Kepala Satpol PP Kota Padang, Chandra Eka Putra, menegaskan bahwa proses penertiban dilakukan sesuai standar operasional prosedur (SOP) dan tidak disertai tindakan kekerasan.
“Selama proses pengamanan tidak ada pemukulan ataupun tindakan kekerasan terhadap yang bersangkutan. Semua dilakukan demi menjaga keselamatan masyarakat dan petugas,” ujarnya dalam keterangan tertulis, Selasa (1/4).
Ia menjelaskan, penertiban berawal dari laporan seorang petugas parkir perempuan yang menyebut adanya pemuda bertingkah tidak stabil, berkata kasar, serta meresahkan pengunjung dan pedagang di kawasan Pasar Raya.
Menindaklanjuti laporan tersebut, petugas Satpol PP BKO Pasar Raya mengamankan Karim ke Posko Trantib. Namun, tidak lama kemudian, Karim kembali keluar dari posko dan terlihat meminta uang kepada sopir angkot di sekitar lokasi.

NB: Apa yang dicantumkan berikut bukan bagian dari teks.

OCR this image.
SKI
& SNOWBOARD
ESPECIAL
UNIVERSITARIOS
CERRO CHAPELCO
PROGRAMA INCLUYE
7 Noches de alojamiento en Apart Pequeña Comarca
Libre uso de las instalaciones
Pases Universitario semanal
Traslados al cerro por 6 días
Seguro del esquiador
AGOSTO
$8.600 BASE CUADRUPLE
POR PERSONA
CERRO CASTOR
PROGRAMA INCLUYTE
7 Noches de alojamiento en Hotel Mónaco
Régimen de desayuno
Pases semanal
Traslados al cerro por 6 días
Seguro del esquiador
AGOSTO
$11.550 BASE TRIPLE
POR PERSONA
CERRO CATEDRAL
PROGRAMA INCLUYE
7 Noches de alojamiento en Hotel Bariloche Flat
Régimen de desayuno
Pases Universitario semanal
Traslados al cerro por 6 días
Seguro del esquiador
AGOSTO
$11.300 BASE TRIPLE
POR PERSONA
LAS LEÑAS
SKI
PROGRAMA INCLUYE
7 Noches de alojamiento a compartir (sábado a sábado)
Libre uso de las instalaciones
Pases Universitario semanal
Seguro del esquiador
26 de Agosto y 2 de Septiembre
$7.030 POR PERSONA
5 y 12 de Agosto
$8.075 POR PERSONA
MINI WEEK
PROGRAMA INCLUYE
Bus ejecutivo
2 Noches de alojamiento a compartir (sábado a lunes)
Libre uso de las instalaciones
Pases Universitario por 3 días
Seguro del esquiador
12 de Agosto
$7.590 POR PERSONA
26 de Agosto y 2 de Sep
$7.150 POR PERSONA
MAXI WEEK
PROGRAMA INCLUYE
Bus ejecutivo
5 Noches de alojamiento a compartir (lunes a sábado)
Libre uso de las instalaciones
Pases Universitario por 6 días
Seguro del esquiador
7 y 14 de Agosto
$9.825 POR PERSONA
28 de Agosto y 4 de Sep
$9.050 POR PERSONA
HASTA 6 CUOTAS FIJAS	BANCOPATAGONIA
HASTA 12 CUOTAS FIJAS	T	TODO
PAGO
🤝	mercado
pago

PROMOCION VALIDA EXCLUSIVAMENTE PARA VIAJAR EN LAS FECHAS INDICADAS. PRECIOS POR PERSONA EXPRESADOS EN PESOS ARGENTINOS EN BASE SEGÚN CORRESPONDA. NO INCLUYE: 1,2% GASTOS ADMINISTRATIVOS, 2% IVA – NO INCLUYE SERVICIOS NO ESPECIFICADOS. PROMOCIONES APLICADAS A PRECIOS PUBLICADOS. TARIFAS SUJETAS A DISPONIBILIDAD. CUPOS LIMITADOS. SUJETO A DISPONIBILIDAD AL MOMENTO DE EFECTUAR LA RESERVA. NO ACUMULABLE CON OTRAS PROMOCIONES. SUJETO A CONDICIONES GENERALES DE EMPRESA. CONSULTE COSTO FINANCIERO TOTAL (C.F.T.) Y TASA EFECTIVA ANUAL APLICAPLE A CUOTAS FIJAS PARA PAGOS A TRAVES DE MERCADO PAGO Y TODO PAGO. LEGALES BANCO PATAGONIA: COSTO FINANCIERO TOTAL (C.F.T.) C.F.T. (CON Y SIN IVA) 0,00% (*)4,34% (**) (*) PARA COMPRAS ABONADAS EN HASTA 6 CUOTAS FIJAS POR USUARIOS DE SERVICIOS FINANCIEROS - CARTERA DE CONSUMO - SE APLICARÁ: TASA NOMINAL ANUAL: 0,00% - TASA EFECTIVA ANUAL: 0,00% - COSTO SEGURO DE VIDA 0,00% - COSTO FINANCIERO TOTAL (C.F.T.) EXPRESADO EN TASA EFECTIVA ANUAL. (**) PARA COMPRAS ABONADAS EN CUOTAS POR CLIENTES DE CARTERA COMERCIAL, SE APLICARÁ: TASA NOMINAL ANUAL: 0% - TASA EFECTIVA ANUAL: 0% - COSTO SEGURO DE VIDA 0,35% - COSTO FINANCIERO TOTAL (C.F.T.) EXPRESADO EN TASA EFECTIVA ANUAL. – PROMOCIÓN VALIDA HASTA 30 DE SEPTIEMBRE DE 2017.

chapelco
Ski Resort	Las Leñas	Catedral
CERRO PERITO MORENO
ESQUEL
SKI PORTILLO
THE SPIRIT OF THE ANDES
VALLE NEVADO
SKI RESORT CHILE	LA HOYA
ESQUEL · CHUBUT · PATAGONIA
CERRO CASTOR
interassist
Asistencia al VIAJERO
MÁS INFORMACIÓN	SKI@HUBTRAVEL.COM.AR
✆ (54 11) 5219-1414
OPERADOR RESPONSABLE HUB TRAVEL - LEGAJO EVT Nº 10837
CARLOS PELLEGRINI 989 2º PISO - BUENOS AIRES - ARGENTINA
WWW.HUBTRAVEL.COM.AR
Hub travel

Situasi semakin mengkhawatirkan saat Karim terlihat naik ke lantai dua Padang Theater dan membawa senjata tajam berupa pisau ke area jalan. Kondisi itu dinilai berpotensi membahayakan pengguna jalan.
Petugas perempuan yang berada di lokasi kemudian meminta bantuan personel laki-laki. Setelah tiba, petugas langsung mengamankan Karim beserta senjata tajam yang dibawanya.
“Untuk mencegah hal-hal yang tidak diinginkan, tangan yang bersangkutan diikat menggunakan tali karena dikhawatirkan kembali mengamuk,” jelasnya.